Summary of Significant Accounting Policies (continued)

(i)

Investments in Associates
Associates are companies in which the Group has significant influence through holding, directly or indirectly, 20% or more of the voting power of the
Group. Investments in associates are accounted for in the financial statements by applying the equity method of accounting, whereby the investment is
initially recognised at cost and adjusted thereafter for the post-acquisition change in the Group’s share of net assets of the associate company. In
addition, the Group’s share of the profit or loss of the associate company is included in the Group’s profit or loss.

The carrying amount of the investment includes goodwill relating to the associate. Any discount on acquisition whereby the Group’s share of the net
fair value of the associate exceeds the cost of investment is recognised in profit or loss in the period in which the investment is acquired.

Profits and losses resulting from transactions between the Group and the associate are eliminated to the extent of the Group’s interest in the 
associate.

When the Group’s share of losses in an associate equals or exceeds its interest in the associate, the Group discontinues recognising its share of
further losses unless it has incurred legal or constructive obligations or made payments on behalf of the associate. When the associate subsequently
makes profits, the Group will resume recognising its share of those profits once its share of the profits equals the share of the losses not recognised.

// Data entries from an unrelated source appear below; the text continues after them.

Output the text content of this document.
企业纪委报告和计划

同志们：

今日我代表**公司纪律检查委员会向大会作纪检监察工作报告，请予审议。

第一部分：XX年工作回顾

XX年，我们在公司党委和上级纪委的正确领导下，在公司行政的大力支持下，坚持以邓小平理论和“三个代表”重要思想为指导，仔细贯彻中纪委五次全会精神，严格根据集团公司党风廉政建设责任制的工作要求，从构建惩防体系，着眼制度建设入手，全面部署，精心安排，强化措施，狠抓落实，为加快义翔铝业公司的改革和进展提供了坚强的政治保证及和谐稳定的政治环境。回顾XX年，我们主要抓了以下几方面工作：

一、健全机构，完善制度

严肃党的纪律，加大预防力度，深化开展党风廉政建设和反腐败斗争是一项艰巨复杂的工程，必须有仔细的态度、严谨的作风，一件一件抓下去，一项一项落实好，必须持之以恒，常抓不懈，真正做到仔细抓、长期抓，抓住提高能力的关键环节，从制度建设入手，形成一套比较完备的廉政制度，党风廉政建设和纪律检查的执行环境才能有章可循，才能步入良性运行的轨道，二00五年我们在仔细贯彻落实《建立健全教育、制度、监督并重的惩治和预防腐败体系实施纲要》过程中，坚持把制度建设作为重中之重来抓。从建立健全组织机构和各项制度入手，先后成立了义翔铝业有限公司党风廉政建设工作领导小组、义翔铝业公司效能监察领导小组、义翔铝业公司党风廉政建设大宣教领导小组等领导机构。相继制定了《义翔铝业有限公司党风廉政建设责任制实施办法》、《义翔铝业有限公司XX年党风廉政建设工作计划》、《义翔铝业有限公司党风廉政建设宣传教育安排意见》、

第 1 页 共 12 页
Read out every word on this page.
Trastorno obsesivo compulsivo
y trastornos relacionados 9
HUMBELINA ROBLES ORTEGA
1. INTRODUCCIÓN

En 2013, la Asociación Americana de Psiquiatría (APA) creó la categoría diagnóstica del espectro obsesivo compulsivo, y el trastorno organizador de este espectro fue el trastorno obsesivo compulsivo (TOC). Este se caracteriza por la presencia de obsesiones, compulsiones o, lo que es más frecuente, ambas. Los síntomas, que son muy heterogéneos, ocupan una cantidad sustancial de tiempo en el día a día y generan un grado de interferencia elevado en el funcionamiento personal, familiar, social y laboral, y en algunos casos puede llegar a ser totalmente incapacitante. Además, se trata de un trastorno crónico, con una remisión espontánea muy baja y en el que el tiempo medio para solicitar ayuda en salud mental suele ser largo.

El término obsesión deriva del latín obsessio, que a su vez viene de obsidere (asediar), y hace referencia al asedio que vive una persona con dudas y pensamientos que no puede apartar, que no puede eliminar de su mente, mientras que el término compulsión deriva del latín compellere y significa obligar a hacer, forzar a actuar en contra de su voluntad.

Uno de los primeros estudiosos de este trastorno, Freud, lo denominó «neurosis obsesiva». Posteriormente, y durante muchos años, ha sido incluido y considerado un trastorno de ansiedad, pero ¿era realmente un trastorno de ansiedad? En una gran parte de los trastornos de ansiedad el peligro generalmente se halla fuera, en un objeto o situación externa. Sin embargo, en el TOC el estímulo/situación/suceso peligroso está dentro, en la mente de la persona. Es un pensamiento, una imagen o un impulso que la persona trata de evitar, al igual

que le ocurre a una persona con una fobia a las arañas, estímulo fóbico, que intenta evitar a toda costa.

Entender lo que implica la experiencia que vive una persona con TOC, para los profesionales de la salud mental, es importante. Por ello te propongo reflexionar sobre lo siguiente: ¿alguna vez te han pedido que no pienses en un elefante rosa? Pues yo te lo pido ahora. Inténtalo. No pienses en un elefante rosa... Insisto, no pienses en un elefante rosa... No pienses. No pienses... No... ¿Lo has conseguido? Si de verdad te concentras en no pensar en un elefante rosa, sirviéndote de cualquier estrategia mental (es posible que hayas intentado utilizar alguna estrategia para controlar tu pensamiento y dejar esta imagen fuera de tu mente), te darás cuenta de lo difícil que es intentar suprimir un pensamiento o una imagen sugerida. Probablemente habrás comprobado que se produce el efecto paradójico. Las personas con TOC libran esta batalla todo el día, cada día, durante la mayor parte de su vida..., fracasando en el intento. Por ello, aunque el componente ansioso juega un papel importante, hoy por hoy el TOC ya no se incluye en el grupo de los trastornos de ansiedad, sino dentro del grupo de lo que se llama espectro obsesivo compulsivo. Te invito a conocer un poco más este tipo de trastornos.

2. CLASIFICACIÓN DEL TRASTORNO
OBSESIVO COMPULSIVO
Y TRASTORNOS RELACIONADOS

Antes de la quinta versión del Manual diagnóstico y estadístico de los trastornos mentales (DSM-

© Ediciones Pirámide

Details of the Group’s investment in associates are shown at Note 18.

(j)

Property, Plant and Equipment
Each class of property, plant and equipment is carried at cost or fair value as indicated less, where applicable, any accumulated depreciation and
impairment losses.

Property
Freehold land and buildings are recorded at their fair value (being the amount for which an asset could be exchanged between knowledgeable willing
parties in an arm's length transaction), based on periodic, but at least triennial, valuations by external
less accumulated
depreciation for buildings.

independent valuers,

Increases in the carrying amount arising on revaluation of land and buildings are credited to a revaluation surplus in equity. Decreases that offset
previous increases of the same asset are charged against fair value reserves directly in equity; all other decreases are charged to the statement of
comprehensive income. Each year the difference between depreciation based on the revalued carrying amount of the asset charged to the statement
of comprehensive income and depreciation based on the asset’s original cost is transferred from the revaluation reserve to retained earnings.

Any accumulated depreciation at the date of revaluation is eliminated against the gross carrying amount of the asset and the net amount is restated to
the revalued amount of the asset.

Plant and Equipment
Plant and equipment are measured on the cost basis and therefore carried at cost less accumulated depreciation and any accumulated impairment.
In
the event the carrying amount of plant and equipment is greater than the estimated recoverable amount, the carrying amount is written down
immediately to the estimated recoverable amount and impairment losses are recognised either in profit or loss or as a revaluation decrease if the
impairment losses relate to a revalued asset. A formal assessment of the recoverable amount is made when impairment indicators are present (refer
to Note 1(q) for details of impairment).

The carrying amount of plant and equipment is reviewed annually by directors to ensure it is not in excess of the recoverable amount from these
assets. The recoverable amount is assessed on the basis of the expected net cash flows that will be received from the asset's employment and
subsequent disposal. The expected net cash flows have been discounted to their present values in determining recoverable amounts.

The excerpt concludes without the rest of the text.